The Republican president plans demanded a monster parade, complete with tanks and weapons and reminiscent of pageants tyrants’ stage, marching down Pennsylvania Avenue from the Capitol to the White House. Trump originally told media about it on the way back from France after attending last Bastille Day’s parade, but they didn’t report it. He repeated it in September to the New York Times. Here’s a report for Different Truths. 

There are a lot of folks – including veterans – raining on Donald Trump’s triumphal military parade plan.

And possibly the sharpest statement came from someone who should know: Tammy Duckworth, the Iraq War veteran who had both legs blown off while piloting her helicopter there – and who’s now a Democratic U.S. senator from Illinois.

“We don’t need to hold parades like some Third World dictator,” she told National Public Radio.

The Republican president plans demanded a monster parade, complete with tanks and weapons and reminiscent of pageants tyrants’ stage, marching down Pennsylvania Avenue from the Capitol to the White House.
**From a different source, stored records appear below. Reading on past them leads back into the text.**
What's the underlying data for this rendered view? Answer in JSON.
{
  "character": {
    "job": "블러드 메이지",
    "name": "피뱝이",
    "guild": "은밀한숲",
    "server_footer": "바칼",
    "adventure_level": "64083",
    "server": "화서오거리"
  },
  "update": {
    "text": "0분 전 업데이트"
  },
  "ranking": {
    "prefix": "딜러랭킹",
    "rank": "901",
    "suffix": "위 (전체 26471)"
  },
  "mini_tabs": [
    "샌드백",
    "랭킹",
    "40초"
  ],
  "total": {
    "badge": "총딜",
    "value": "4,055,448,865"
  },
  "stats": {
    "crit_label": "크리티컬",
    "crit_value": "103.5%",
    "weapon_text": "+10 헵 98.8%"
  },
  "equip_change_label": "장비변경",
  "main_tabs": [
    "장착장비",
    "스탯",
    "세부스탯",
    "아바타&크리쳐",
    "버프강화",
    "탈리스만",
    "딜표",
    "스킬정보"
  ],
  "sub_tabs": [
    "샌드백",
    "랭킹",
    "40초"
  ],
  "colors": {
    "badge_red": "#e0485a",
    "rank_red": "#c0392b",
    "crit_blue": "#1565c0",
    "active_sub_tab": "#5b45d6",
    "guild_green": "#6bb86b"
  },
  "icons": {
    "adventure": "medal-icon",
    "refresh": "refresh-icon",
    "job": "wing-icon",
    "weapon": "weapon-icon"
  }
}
Trump originally told media about it on the way back from France after attending last Bastille Day’s parade, but they didn’t report it. He repeated it in September to the New York Times.

And at a Feb. 6 Pentagon meeting, Trump told military brass he wanted the parade. The next day, Trump Defense Secretary James Mattis, a retired general, told reporters the military is drafting plans. Trump, after all, is the armed forces’ Commander in Chief.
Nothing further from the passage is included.